The other half, and really the future of customer service, according to Chesire, is implementing technology that helps facilitate the work done to fulfill the request behind the scenes. This is where digital workflows can make a huge difference. The companies that stand to win have connected systems, data, and people so employees in every department can work together to solve customer issues quickly.

Without digital workflows data sits in siloes and employees are forced to resort to spreadsheets, email, and swivel chairs to coordinate across teams. Productivity is slow. And frontline agents are left managing frustrated and angry customers who can’t achieve their desired outcomes.

Though ServiceNow’s Virtual Agent Conversation Autopilot, agents can transfer control of a chat to offload specific tasks better handled directly by the customer. For instance, agents can empower the customer to enter sensitive information they feel more comfortable entering themselves.

But the bottom line remains unchanged: Even as companies anticipate a 71 percent increase in traffic in 2022 compared to 2021, according to Paul Chance, NICE’s senior product marketing manager, humans are still required at the center of it all.

“What’s interesting is when you look out across the board, even near the bottom, phone calls are still anticipated to grow by 49 percent, so it’s not like phone calls are going away,” he states.

While there are a wide variety of automation and workflow tools available, like omnichannel predictive routing to match customers with the right agents, those solutions can only go so far. A certain percentage of interactions will need to be handled by agents, and ones that have certain skill sets, Chance says. “It’s imperative that you predict the need of bodies to take care of the interactions; otherwise, agents are going to be overwhelmed. Now you have to get the right agents available at that time.”
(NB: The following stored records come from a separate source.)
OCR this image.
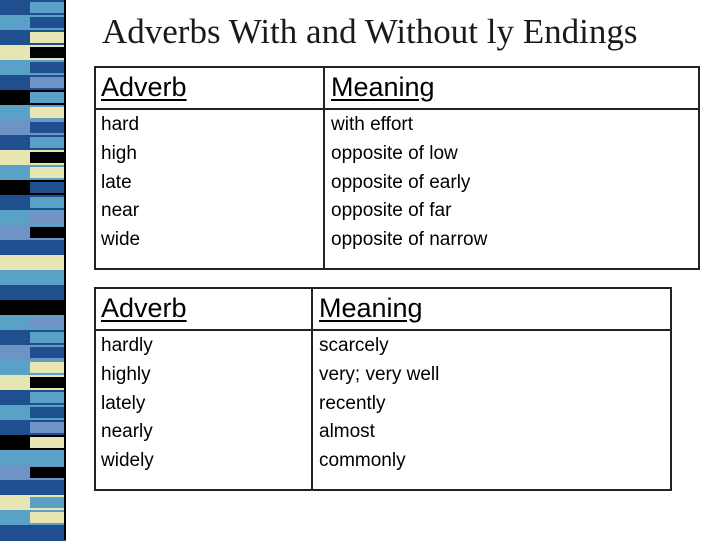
Adverbs With and Without ly Endings
Adverb	Meaning
hard
high
late
near
wide
with effort
opposite of low
opposite of early
opposite of far
opposite of narrow
Adverb	Meaning
hardly
highly
lately
nearly
widely
scarcely
very; very well
recently
almost
commonly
This is more difficult than ever for today’s contact centers because the Great Resignation is leaving them scrambling for capable agents more than ever before, Chance continues. “Agent attrition for last year was 42 percent.”

While increased compensation can help close some of the gap, there’s a limit to how much contact centers can increase pay while maintaining acceptable profit margins, Chance explains. Flexible scheduling can make up some of the difference. Some agents will accept lower pay in exchange for more flexible scheduling. So keep an eye toward contact center workforce management solutions as well, he and others advise strongly.